In TypeScript, I want a given subclass to implement a static method which would be called by the superclass. This method returns data that is really a property of the class and not of an instance and thus makes sense as static rather than non-static from a modeling point of view.
What I'm currently doing in the superclass to call the static method defined in the subclass is this:
const r = Object.getPrototypeOf(this).constructor.staticMethod()
First question: is there a better way to do this? In particular, constructor returns any, which I never like.
Second: how can I ensure at compile-time that the subclass will implement the static method staticMethod? I've tried various approaches, including stuff with satisfies like
type SuperclassStatic = { someMethod(): number }
const Subclass = class extends Superclass { ... } satisfies SuperclassStatic
… but not only does this seem to be invalid syntax in TypeScript 4.9.5, it is also not great that I'd have to remember to add the satisfies SuperclassStatic part in every subclass declaration.
Any better way?
First question: is there a better way to do this?

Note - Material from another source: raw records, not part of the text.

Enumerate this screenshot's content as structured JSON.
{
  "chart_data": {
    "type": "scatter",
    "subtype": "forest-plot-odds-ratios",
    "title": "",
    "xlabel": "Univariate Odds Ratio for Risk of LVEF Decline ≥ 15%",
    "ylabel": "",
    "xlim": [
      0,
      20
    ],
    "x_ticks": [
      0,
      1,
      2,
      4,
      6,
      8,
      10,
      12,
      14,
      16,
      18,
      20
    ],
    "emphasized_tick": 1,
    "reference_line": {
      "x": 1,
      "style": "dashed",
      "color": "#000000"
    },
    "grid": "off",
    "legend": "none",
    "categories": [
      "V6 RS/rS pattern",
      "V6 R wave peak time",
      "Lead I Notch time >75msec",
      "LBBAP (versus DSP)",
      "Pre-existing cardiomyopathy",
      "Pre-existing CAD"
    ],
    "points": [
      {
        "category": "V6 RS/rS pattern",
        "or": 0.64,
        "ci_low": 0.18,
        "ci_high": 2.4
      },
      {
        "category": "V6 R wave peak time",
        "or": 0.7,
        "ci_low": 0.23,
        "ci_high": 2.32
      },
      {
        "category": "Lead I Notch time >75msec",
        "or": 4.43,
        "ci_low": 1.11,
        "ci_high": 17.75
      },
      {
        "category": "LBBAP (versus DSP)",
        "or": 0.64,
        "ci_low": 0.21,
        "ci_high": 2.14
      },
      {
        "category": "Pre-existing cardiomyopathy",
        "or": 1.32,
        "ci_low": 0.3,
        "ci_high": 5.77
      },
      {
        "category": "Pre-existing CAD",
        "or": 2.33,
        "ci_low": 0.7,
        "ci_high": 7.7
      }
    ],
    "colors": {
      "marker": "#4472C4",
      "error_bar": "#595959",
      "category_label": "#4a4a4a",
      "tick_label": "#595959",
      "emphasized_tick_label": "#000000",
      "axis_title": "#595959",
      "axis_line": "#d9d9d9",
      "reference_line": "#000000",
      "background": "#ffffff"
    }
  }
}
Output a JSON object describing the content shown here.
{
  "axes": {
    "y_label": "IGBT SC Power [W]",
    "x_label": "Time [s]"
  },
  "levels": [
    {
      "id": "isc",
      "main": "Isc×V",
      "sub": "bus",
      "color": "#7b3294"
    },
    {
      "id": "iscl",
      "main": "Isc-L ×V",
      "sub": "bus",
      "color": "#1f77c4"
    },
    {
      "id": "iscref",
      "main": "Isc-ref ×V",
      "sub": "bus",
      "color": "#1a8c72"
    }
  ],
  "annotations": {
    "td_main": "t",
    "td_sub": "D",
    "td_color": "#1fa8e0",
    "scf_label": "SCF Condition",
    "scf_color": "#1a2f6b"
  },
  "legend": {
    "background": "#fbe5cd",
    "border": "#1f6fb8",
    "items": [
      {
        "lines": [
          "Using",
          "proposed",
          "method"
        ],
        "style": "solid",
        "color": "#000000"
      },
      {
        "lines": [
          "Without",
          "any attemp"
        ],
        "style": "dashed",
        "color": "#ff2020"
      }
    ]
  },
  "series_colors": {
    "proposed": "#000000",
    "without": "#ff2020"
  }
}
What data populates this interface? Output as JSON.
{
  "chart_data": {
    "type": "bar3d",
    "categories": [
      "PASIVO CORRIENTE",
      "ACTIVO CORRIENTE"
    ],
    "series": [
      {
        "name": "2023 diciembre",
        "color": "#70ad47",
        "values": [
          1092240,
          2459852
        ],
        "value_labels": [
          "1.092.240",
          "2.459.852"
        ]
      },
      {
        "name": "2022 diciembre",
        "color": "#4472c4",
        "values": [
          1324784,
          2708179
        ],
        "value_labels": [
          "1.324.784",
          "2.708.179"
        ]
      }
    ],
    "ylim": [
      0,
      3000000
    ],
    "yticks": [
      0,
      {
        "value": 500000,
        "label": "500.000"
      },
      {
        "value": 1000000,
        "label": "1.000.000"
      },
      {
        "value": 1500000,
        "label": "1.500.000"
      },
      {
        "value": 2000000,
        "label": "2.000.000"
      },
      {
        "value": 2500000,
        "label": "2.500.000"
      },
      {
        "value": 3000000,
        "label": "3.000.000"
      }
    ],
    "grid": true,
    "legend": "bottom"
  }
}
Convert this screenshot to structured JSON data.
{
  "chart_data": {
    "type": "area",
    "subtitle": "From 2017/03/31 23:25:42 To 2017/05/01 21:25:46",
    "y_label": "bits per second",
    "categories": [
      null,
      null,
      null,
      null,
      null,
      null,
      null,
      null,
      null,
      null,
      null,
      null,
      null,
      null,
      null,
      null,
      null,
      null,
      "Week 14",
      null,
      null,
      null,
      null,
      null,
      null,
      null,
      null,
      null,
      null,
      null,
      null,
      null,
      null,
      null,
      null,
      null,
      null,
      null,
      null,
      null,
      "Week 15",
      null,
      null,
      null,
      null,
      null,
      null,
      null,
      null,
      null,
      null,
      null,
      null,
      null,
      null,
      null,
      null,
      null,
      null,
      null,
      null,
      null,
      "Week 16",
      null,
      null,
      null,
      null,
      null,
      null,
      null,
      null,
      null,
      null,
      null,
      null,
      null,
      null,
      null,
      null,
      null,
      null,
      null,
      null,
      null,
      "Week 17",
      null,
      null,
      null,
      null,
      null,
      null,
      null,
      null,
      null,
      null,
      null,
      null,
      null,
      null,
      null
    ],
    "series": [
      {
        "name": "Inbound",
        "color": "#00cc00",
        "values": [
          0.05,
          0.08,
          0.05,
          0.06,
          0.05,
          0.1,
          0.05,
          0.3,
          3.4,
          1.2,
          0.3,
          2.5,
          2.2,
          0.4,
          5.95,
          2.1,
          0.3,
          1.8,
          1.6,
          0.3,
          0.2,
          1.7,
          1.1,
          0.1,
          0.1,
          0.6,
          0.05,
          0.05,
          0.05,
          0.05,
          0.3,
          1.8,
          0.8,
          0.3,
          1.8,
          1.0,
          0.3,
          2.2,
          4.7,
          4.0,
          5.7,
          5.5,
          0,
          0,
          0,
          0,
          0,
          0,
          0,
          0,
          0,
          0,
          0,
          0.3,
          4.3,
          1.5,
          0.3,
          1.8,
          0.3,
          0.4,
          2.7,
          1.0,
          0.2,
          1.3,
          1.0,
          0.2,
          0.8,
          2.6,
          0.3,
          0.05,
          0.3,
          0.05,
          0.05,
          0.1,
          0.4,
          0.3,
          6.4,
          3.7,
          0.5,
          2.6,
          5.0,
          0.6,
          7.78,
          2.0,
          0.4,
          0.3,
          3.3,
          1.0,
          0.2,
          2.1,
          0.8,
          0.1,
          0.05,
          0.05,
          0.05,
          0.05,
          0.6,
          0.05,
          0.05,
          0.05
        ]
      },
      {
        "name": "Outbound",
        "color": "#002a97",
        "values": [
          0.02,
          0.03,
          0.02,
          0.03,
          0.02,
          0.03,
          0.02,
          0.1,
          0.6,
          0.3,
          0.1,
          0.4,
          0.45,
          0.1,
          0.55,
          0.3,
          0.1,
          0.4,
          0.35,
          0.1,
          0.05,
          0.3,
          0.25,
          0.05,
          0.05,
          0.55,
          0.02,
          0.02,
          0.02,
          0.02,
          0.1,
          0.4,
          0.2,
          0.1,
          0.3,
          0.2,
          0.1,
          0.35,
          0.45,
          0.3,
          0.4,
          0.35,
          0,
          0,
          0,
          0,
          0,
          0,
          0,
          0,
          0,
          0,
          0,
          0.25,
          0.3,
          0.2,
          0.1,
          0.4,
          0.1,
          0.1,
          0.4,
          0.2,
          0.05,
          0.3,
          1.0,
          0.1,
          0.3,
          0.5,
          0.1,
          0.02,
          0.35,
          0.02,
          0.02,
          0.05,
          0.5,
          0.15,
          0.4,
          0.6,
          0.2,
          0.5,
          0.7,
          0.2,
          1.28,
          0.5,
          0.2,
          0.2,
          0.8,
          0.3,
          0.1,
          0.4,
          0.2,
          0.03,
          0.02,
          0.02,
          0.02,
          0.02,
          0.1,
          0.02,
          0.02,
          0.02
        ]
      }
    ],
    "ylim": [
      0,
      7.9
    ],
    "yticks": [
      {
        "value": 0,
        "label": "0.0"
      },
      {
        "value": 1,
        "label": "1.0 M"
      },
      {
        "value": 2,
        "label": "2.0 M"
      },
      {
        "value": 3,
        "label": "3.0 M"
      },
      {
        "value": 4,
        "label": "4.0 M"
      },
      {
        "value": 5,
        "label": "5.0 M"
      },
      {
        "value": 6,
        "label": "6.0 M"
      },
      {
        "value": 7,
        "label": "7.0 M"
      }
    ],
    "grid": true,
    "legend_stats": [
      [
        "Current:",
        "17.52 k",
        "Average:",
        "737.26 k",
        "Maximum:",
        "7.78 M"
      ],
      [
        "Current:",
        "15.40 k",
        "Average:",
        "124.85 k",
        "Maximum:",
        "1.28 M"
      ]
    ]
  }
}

If this is within an instance method of the superclass (which you've confirmed in a comment it is), then while you don't have to use Object.getPrototypeOf, you are sadly stuck with this.constructor, which as you say isn't ideal as its type is just Function:
const ctor = this.constructor as /*...appropriate type, see below...*/;
// Belt-and-braces runtime check
if (!ctor.staticMethod) { // Slightly surprising TypeScript doesn't say this will never be true, but handy
throw new Error(`Invalid subclass, has no staticMethod static method`);
}
ctor.staticMethod();
(Note: The !ctor.staticMethod check above only makes sense in conjunction with another change I make below [making the parent class use a different name for the static method than subclasses]. If you don't make that change, you might do if (ctor.staticMethod === Parent.staticMethod) { instead for the condition of that if that will throw on an invalid subclass.)
how can I ensure at compile-time that the subclass will implement the static method staticMethod?
I don't think you can if the names are the same, but if you make the names different it's possible with the help of a do-nothing function so we can use a generic to do the check (here I've made the superclass method's name parentStaticMethod, with the subclasses expected to implement staticMethod):
type Constructor = new (...args: any[]) => any;
type RequiredSubclassMethods = { staticMethod: (...args: any[]) => any };
class Parent {
static parentStaticMethod() {
console.log("Parent.parentStaticMethod()");
}
method() {
const ctor = this.constructor as Constructor & RequiredSubclassMethods;
// Belt-and-braces runtime check
if (!ctor.staticMethod) { // Slightly surprising TypeScript doesn't say this will never be true, but handy
throw new Error(`Invalid subclass, has no staticMethod static method`);
}
ctor.staticMethod();
}
static validSub<Cls extends Constructor & RequiredSubclassMethods>(cls: Cls): Cls {
return cls;
}
}
// Works
const GoodSub = Parent.validSub(
class GoodSub extends Parent {
static staticMethod() {
console.log("GoodSub.staticMethod()");
super.parentStaticMethod();
}
}
);
// Fails, doesn't have `staticMethod`
const BadSub = Parent.validSub(
class BadSub extends Parent {
}
);
// Calls `GoodSub.staticMethod`()` via `Parent.prototype.method`
new GoodSub().method();
// Fails, doesn't have `staticMethod`
const BadSub = Parent.validSub(
class BadSub extends Parent {
// ^^^^^^ Argument of type 'typeof BadSub' is not assignable to parameter of type 'Constructor & RequiredSubclassMethods'.
// Property 'staticMethod' is missing in type 'typeof BadSub' but required in type 'RequiredSubclassMethods'.(2345)
}
);
validSub doesn't have to be a method on Parent, but it seemed a reasonable place to put it. It could be a standalone function instead.
Of course, using that Parent.validSub is a pain and easily forgotten. :-| I thought we might be able to use implements instead of a function (similar to this answer), but if so, I can't get it to work, and in any case it would also (as you say) be a pain and easily forgotten.